Terhadap Tragedi Semanggi II ini, keluarga korban menuntut penyelesaian melalui Pengadilan HAM ad hoc. Namun, untuk menuju ke penyelesaian tersebut selalu ada upaya-upaya menghadangnya baik melalui tataran hukum maupun secara politis. Ambil contoh, ketika kami menuntut agar kasus Trisakti dan Semanggi I-II (TSS) dibawa ke Pengadilan HAM ad hoc dan mendapat dukungan yang cukup signifikan, maka digelarlah persidangan kasus Trisakti di Peradilan Militer untuk sekedar memperlihatkan bahwa kasus tersebut telah/sedang tertangani. Ketika kasus Semanggi II diangkat kembali dengan tuntutan agar diselesaikan melalui Pengadilan HAM ad hoc, maka digelarlah persidangan kasus Semanggi II dan diberitakan oleh media massa bahwa yang menjadi terdakwa adalah seorang anggota TNI, Praka Tuaputy dari Kostrad, selaku pelaku penembakan. Namun bagaimana kelanjutan persidangan tersebut dan apa hasilnya, walahu’alam. Beritanya sirna seiring dengan surutnya tuntutan publik.
Kasus Semanggi II, juga Kasus Trisakti dan Semanggi I, kini masih menggantung karena Kejaksaan Agung menolak menindaklanjuti hasil penelitian Komnas HAM yang menyatakan bahwa dalam kasus TSS terjadi pelanggaran HAM berat.

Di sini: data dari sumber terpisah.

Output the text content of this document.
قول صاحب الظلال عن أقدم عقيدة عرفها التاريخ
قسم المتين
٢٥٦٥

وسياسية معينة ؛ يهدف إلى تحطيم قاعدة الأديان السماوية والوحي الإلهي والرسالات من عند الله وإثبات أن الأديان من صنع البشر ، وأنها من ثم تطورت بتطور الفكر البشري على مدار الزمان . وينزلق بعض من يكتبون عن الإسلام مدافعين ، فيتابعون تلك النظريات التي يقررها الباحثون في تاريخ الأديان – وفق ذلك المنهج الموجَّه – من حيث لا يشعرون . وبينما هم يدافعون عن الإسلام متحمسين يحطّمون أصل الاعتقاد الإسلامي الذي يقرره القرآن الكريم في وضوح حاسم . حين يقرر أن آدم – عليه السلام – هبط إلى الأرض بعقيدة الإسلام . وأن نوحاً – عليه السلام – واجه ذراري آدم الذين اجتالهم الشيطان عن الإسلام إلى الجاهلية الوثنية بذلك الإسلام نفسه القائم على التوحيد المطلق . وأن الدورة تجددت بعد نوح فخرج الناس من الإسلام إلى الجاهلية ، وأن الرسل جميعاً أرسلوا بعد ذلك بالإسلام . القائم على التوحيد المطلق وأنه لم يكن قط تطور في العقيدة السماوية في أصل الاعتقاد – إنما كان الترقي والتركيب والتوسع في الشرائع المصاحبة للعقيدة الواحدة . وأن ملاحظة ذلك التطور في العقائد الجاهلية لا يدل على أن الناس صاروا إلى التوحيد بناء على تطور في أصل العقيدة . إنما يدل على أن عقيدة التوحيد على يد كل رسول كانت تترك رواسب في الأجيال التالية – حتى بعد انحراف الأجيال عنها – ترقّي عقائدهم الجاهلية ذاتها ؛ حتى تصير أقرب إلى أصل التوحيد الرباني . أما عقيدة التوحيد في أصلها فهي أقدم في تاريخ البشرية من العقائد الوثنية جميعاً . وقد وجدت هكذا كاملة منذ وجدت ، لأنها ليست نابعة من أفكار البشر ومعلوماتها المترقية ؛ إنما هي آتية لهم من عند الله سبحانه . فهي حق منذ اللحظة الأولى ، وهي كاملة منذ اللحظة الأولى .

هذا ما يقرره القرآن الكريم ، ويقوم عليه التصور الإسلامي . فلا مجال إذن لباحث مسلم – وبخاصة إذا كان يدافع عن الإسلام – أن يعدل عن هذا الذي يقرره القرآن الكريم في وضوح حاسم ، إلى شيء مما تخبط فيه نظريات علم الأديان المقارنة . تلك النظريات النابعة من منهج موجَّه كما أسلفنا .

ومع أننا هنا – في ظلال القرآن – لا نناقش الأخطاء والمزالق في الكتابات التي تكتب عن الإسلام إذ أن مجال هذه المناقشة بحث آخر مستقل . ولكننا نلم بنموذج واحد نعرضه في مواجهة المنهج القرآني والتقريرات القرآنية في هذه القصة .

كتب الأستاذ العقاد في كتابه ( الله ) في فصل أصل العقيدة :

Penolakan itu disertai alasan karena belum dibentuk Pengadilan HAM ad hoc melalui Keppres berdasarkan usulan DPR. Sementara itu, DPR tidak mau mengusulkan pembentukan Pengadilan HAM ad hoc kepada Presiden karena telah ada Rekomendasi DPR 9 Juli 2001 berupa laporan akhir Pansus DPR yang menyatakan bahwa peristiwa TSS bukan pelanggaran HAM berat. Pada 30 Juni 2005 Komisi III DPR merekomendasikan agar kasus TSS dibuka kembali, namun lagi-lagi kandas setelah Bamus (Badan Musyawarah) DPR tidak mau mengagendakannya dalam Rapat Pimpinan DPR. Rekomendasi Komisi III DPR tersebut hanya mendapat dukungan 3 fraksi di DPR yaitu Fraksi-PDIP, Fraksi PKB, dan Fraksi PAN.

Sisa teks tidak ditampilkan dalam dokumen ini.